AE – Vivia preocupado com o seu rebanho e chegou mesmo a escrever a Jacques Santer, sobre as questões do Alqueva? 
MF –
 Tive essa ousadia mas não sei se teve algum resultado. 
AE – As autarquias locais dialogavam consigo para tomar algumas posições? 
MF –
 Conversávamos muito. Os autarcas estavam presentes, quase sempre, nas visitas pastorais. Estabeleceram-se boas relações entre as Autarquias e a Igreja. 
AE – Então existe sintonia entre o poder local e a Igreja? 
MF –
 Neste momento não há dificuldade nenhuma. 
AE – Mas nem sempre foi assim? 
MF –
 O meu antecessor, D. Manuel Santos Rocha, com que eu trabalhei quatro ou cinco anos, era um homem bastante reservado. Não aparecia muito nem falava muito. Por isso, as relações com as autarquias eram escassas. Comigo, as coisas alteraram-se. Sou mais dado e mais aberto. 
AE – Esse diálogo deixou marcas? 
MF –
 Nas visitas pastorais ia a todos os lados (Igreja, Escolas, Juntas de Freguesia, Casas do Povo, Clubes Desportivos). O convívio era fácil. 
AE – A abertura da Universidade em Beja ajudou a estancar a sangria populacional na região? 
MF –
 Abriu a Universidade Moderna mas está em crise. O que está em desenvolvimento é o Politécnico. 

Cativar os jovens 
AE – O que falta ao Alentejo para cativar os jovens? 
MF –
 Falta confiança no futuro. Se as famílias forem fecundas haverá futuro para o Alentejo. Se isto não acontecer, o Alentejo morre. 
AE – Nestes quarenta anos como bispo fez parte também de várias comissões na Conferência Episcopal Portuguesa (CEP)? 
MF –
 Durante muitos anos fui secretário da CEP. Estive no setor das Comunicações Sociais, do Laicado e dos Religiosos. 

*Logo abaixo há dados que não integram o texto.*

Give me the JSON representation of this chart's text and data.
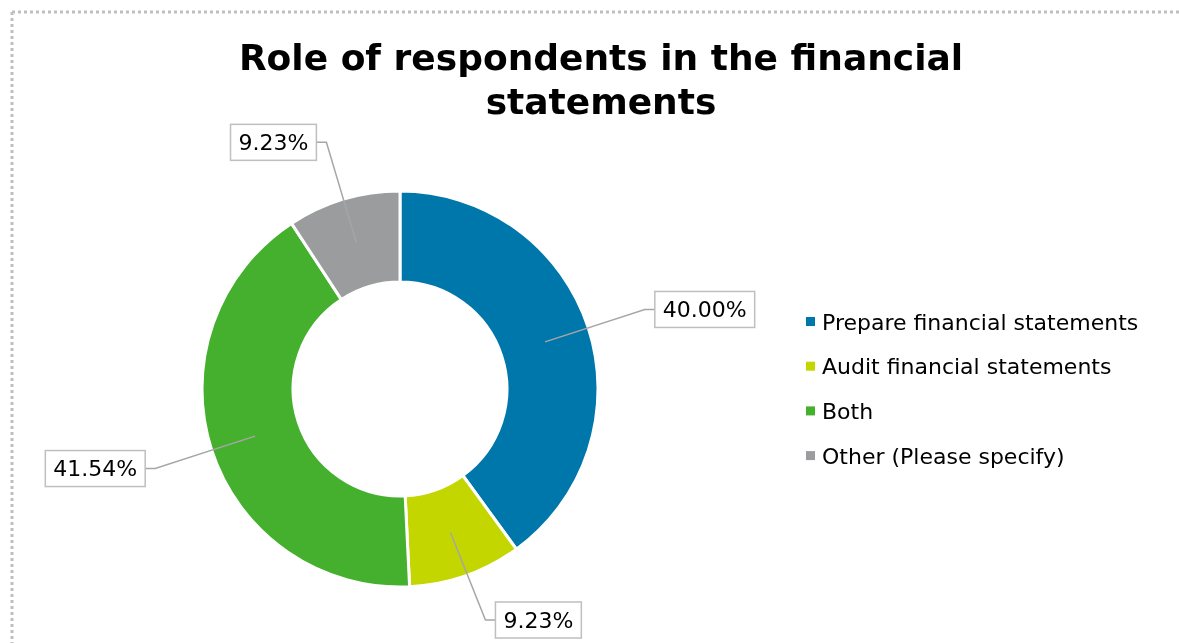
{
  "chart_data": {
    "type": "donut",
    "title": "Role of respondents in the financial statements",
    "categories": [
      "Prepare financial statements",
      "Audit financial statements",
      "Both",
      "Other (Please specify)"
    ],
    "values": [
      40.0,
      9.23,
      41.54,
      9.23
    ],
    "colors": [
      "#0077aa",
      "#c3d600",
      "#45b02d",
      "#9b9c9e"
    ],
    "value_labels": [
      "40.00%",
      "9.23%",
      "41.54%",
      "9.23%"
    ],
    "legend": "right"
  }
}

AE – Temos um referendo sobre o aborto à porta, o que falta aos portugueses para valorizarem as questões da vida? 
MF –
 Neste momento o que está a falhar é o lançamento do laicado na vida da Igreja. Tivemos um laicado forte no tempo da Ação Católica (anos 40 e 50). Depois do Concílio notou-se uma regressão e neste momento parece-me que está bastante parado, embora haja alguns movimentos com alguma dinâmica. Mesmo estes, estão mais interessados na espiritualidade pessoal dos seus filiados do que, propriamente, no apostolado. 
AE – Grupos dentro do grupo enorme que é a Igreja? 
MF –
 Exato. Tenho pena que não haja também mais ardor missionário. Portugal foi um país que missionou vários continentes e, neste momento, quase não tem missionários. 

Dinâmica conciliar 
AE – Com mais de quarenta anos, o II Concílio do Vaticano ainda não chegou a todos os cantos da Igreja? 
MF –
 Tem quarenta anos mas continua atual. Acontece que, a maior parte dos padres atuais não o viveram como eu vivi. 

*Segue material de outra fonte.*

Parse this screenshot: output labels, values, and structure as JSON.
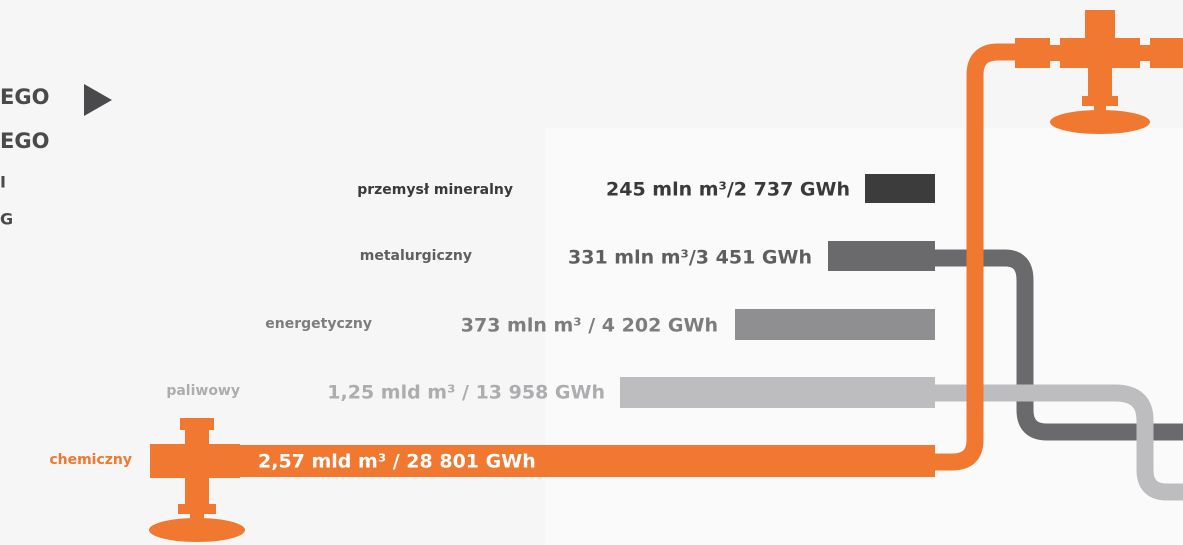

AE – Ainda se recorda desses tempos e de toda a dinâmica conciliar? 
MF –
 Ia a Roma todos os anos – embora não fosse bispo ainda – para recolher elementos e entrevistar bispos para dar informação no Boletim de Informação Pastoral (BIP), órgão do Secretariado de Informação Religiosa. Entrevistei todos os bispos portugueses e alguns estrangeiros. 
AE – Atualmente, como bispo emérito de Beja tem mais tempo para colocar os estudos em dia? 
MF –
 Não leio muitos romances. Prefiro revistas, livros de Espiritualidade e Documentos da Santa Sé. 

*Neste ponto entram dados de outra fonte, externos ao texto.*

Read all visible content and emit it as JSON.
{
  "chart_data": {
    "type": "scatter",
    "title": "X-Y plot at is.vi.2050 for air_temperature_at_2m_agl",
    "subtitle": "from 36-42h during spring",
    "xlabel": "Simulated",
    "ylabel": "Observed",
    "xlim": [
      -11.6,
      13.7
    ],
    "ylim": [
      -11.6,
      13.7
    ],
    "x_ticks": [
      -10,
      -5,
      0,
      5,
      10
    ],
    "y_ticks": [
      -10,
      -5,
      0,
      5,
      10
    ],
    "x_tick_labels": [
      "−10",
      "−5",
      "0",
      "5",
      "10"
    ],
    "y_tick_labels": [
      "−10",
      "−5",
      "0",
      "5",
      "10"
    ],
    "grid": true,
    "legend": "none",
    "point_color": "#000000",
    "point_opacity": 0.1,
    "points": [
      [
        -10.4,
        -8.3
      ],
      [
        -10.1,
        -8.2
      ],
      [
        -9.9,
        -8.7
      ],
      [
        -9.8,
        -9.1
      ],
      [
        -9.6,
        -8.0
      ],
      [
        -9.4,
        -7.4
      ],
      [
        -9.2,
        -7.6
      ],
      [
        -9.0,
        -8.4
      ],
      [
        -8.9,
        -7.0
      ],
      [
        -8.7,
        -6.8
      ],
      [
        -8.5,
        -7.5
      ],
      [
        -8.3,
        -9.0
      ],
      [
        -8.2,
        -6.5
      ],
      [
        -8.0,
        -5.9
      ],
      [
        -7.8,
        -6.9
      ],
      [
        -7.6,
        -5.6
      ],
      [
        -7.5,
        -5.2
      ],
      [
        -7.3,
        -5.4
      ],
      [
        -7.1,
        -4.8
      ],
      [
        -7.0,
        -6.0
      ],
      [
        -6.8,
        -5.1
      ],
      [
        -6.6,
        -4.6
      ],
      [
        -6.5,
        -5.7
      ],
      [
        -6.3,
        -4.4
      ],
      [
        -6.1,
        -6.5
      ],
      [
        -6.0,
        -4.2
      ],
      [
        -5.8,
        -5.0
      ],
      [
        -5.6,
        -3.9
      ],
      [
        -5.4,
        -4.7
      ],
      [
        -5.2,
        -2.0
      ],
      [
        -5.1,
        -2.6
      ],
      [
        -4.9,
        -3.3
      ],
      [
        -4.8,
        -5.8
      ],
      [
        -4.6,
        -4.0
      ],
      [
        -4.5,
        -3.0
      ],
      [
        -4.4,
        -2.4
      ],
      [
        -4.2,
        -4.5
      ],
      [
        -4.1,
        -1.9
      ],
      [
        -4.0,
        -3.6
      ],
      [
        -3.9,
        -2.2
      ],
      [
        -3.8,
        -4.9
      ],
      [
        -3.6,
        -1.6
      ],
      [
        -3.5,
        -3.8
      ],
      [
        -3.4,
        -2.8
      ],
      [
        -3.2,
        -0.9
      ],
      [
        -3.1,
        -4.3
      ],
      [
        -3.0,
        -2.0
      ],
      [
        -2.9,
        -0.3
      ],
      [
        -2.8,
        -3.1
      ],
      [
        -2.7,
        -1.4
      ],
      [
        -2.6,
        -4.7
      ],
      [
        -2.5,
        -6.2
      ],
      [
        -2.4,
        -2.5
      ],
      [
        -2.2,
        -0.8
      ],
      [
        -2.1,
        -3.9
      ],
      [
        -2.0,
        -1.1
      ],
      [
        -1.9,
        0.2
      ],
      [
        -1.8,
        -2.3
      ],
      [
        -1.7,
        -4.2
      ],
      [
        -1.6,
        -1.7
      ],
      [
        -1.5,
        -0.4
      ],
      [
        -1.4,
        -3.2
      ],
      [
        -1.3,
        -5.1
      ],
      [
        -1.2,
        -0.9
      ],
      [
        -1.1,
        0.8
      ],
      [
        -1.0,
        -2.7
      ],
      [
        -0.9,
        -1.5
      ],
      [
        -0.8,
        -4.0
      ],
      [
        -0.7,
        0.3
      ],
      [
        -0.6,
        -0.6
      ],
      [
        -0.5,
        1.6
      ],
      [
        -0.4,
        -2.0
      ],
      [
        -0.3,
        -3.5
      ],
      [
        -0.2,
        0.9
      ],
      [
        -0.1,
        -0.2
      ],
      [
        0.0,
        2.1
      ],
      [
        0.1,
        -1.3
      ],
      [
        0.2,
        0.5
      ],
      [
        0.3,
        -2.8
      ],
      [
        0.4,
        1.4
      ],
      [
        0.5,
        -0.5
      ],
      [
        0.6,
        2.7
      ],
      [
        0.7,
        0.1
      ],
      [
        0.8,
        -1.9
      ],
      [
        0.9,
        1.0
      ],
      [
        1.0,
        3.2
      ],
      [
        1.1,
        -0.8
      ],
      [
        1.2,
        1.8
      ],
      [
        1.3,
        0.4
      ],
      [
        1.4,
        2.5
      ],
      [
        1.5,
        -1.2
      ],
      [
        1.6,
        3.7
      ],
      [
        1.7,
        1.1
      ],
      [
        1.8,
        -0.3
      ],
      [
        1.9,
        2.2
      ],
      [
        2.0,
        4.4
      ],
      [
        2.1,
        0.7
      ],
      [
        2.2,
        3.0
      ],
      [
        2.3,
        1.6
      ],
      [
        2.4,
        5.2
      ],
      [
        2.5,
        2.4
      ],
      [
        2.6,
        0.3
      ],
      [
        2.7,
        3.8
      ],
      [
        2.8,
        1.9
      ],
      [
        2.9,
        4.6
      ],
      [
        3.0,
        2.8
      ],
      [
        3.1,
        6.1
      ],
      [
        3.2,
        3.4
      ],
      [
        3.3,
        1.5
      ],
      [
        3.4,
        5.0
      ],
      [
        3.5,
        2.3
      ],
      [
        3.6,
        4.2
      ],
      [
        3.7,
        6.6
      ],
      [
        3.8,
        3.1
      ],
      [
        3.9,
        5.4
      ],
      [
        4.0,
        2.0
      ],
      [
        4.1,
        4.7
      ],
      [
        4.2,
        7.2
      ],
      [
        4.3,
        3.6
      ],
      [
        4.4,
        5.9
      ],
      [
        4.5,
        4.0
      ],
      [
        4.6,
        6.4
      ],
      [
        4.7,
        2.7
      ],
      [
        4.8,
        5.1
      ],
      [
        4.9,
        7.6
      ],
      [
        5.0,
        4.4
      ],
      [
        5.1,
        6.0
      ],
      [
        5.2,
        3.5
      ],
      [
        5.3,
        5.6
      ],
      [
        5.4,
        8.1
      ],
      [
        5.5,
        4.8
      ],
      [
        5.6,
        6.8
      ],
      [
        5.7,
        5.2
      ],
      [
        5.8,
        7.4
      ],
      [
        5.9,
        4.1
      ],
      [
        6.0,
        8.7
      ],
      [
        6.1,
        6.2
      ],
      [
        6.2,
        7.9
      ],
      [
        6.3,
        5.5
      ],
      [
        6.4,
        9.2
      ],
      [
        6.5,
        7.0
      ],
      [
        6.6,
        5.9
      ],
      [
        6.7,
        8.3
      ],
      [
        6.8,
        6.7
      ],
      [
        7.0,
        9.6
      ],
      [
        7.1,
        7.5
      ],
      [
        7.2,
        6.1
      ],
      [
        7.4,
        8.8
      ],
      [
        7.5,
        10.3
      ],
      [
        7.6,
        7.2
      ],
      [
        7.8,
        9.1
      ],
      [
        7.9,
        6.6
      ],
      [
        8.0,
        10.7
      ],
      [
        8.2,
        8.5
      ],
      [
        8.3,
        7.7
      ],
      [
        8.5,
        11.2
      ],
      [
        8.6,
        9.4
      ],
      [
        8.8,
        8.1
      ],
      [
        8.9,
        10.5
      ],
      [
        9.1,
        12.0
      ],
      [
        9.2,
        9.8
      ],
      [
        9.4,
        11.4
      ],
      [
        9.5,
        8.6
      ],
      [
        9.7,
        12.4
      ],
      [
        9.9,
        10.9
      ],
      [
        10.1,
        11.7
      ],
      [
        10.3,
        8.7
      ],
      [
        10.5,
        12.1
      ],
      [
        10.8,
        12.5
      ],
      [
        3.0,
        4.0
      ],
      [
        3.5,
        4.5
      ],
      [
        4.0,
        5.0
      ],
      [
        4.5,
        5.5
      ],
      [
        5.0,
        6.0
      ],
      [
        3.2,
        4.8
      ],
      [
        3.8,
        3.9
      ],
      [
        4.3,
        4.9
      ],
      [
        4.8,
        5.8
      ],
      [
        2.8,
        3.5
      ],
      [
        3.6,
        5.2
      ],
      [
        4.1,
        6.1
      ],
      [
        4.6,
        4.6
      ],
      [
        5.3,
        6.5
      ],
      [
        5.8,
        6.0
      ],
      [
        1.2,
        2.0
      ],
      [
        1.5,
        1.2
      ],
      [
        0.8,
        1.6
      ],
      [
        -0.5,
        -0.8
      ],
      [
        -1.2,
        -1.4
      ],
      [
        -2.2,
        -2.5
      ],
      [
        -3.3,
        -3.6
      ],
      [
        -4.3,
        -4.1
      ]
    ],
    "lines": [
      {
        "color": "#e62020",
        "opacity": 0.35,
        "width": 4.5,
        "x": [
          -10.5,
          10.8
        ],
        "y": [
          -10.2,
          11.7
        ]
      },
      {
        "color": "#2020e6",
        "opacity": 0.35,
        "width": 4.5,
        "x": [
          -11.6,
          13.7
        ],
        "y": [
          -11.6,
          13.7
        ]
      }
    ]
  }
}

AE – Livros que serviram de base para escrever a Enciclopédia Católica? 
MF –
 Foram uma boa ajuda. Penso que foi um trabalho razoável porque tenho tido referências positivas. Acho que tem sido bastante visitada no site da ECCLESIA. 
AE – Como homem da Comunicação Social gostaria de deixar apelos aos profissionais desta área? 
MF –
 A comunicação social, sobretudo aquela que está nas mãos da Igreja, tem um papel cada vez mais importante porque é através dela que a mensagem de Evangelho se difunde. Nesta época, onde a prática dominical e a presença das pessoas na igreja vai diminuindo, é fundamental que a Comunicação Social leve esta mensagem a todos. Assim, o Evangelho mantém-se vivo.